The Black Lives Matter-LA movement marched in Downtown LA around 6 p.m. May 27 to protest the death of George Floyd, a man who was killed after a police officer pinned him to the ground with his knee in Minneapolis. 

During the march, a group of protesters made its way onto the 101 Freeway near Alameda Street and blocked traffic. They then confronted and vandalized two highway patrol cars. One protester was injured after jumping on and off one of the highway patrol cars. The LAFD treated the injured person, but the condition has not been released. 

The protest moved from the freeway onto Aliso Street, where they were met by officers and police cruisers. Police helicopters circled above, as protestors burned an upside-down American flag with aerosol spray and tagged the LAPD Headquarters with anti-police graffiti. 

At around 8:15 p.m., about 150 protesters assembled on First and Main streets, in front of the Los Angeles City Hall, and began damaging property and throwing items.

The LAPD issued a Citywide Tactical Alert. Dozens of police officers were sent to the scene, including a bike unit, senior lead officers, and the metro and patrol units. 

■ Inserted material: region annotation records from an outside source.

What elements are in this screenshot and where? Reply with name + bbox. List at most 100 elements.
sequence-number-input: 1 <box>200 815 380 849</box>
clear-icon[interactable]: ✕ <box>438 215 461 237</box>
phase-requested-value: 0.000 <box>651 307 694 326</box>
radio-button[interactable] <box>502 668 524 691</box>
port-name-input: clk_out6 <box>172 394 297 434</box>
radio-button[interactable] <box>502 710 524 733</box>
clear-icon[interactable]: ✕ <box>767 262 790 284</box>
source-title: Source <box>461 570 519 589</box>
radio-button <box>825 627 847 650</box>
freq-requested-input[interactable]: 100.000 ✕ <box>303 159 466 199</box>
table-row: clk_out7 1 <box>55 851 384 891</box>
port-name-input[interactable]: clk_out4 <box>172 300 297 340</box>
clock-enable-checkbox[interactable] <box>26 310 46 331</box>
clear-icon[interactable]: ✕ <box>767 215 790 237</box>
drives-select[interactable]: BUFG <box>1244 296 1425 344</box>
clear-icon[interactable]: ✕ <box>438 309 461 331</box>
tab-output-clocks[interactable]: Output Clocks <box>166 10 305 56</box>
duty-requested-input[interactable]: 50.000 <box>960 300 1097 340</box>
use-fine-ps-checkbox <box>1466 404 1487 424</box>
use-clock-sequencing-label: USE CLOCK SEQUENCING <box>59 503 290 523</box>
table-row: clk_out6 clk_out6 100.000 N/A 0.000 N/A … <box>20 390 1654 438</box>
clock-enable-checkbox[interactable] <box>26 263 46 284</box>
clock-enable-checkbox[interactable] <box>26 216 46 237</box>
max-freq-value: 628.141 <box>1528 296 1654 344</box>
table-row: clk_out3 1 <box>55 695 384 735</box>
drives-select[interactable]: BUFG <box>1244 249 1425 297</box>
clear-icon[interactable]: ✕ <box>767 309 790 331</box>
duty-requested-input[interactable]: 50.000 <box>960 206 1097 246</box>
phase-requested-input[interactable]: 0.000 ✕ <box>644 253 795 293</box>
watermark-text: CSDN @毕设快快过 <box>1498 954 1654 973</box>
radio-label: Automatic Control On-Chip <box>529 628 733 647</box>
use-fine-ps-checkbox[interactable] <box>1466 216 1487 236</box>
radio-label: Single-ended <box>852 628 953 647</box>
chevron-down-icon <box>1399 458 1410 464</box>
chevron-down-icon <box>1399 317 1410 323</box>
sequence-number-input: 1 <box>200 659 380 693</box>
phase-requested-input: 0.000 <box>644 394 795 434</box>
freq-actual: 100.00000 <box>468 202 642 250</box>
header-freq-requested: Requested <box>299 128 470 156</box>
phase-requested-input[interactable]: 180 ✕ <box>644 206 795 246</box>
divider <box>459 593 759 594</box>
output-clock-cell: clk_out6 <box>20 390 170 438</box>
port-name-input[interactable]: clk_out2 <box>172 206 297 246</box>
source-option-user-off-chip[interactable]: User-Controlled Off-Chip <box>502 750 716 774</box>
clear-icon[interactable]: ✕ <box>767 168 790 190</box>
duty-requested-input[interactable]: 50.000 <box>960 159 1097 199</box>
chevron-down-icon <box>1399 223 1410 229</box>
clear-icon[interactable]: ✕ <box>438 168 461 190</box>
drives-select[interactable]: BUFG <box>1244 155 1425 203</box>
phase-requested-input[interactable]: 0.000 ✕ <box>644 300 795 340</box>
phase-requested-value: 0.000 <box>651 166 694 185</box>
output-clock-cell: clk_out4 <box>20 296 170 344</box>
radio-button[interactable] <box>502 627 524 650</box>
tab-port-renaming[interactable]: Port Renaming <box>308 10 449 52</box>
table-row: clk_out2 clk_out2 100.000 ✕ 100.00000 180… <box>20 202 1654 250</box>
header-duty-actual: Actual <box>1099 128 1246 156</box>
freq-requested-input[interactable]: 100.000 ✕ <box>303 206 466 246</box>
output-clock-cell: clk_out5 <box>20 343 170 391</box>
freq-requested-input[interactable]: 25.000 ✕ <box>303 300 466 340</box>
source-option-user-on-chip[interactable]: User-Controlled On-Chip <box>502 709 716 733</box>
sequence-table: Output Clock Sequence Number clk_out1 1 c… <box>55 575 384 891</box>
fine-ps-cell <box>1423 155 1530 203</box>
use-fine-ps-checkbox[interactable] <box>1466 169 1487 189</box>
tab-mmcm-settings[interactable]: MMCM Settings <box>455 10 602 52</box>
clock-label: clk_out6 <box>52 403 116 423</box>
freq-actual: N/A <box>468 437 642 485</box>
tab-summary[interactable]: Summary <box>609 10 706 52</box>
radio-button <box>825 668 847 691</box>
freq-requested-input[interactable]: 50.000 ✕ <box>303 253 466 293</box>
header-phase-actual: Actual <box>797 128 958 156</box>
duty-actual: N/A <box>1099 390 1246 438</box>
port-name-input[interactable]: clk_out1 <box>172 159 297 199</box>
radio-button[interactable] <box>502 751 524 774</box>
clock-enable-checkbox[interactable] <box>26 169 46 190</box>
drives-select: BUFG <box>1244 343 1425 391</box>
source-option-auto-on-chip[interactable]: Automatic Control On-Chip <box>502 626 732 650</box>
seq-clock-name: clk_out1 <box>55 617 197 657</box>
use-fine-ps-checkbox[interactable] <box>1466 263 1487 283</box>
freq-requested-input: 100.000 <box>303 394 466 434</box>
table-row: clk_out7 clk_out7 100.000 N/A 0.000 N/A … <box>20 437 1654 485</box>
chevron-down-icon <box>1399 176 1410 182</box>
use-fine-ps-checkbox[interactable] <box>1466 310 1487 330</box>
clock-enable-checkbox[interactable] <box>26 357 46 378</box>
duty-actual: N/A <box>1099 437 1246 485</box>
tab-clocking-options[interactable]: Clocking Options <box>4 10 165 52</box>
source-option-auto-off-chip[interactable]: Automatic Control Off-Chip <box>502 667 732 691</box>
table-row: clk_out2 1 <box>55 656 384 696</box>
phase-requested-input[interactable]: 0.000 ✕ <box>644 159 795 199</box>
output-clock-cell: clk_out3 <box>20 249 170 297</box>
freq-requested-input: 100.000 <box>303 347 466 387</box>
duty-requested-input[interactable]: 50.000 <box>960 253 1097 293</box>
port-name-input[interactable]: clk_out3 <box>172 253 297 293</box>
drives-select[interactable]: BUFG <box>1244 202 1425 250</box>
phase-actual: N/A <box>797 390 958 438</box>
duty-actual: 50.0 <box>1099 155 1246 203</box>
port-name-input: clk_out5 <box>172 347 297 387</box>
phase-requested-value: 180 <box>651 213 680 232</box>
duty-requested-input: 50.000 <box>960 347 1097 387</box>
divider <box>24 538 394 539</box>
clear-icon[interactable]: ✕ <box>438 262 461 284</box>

“Our position is to protect their First Amendment right,” said LAPD Sergeant II Frank Preciado. 

The officers controlled the crowd and moved them westbound to First and Spring streets. While there, one of the motorists accelerated and injured a protestor, who was treated by the LAFD. No arrests were made. 

The LAPD indicted it’s assessing the protest and it has received information that there will be additional gatherings. 

“At that point, command staff get their emergency operation group together. We do an assessment of how many possible protestors are going to be assembling and where that location will be. Our responsibility is to protect property,” Preciado said. 

Mayor Eric Garcetti tweeted Angelenos to “follow their conscience in response to the pain and senselessness of this horror.” Like the LAPD, Garcetti is hoping for peaceful protests.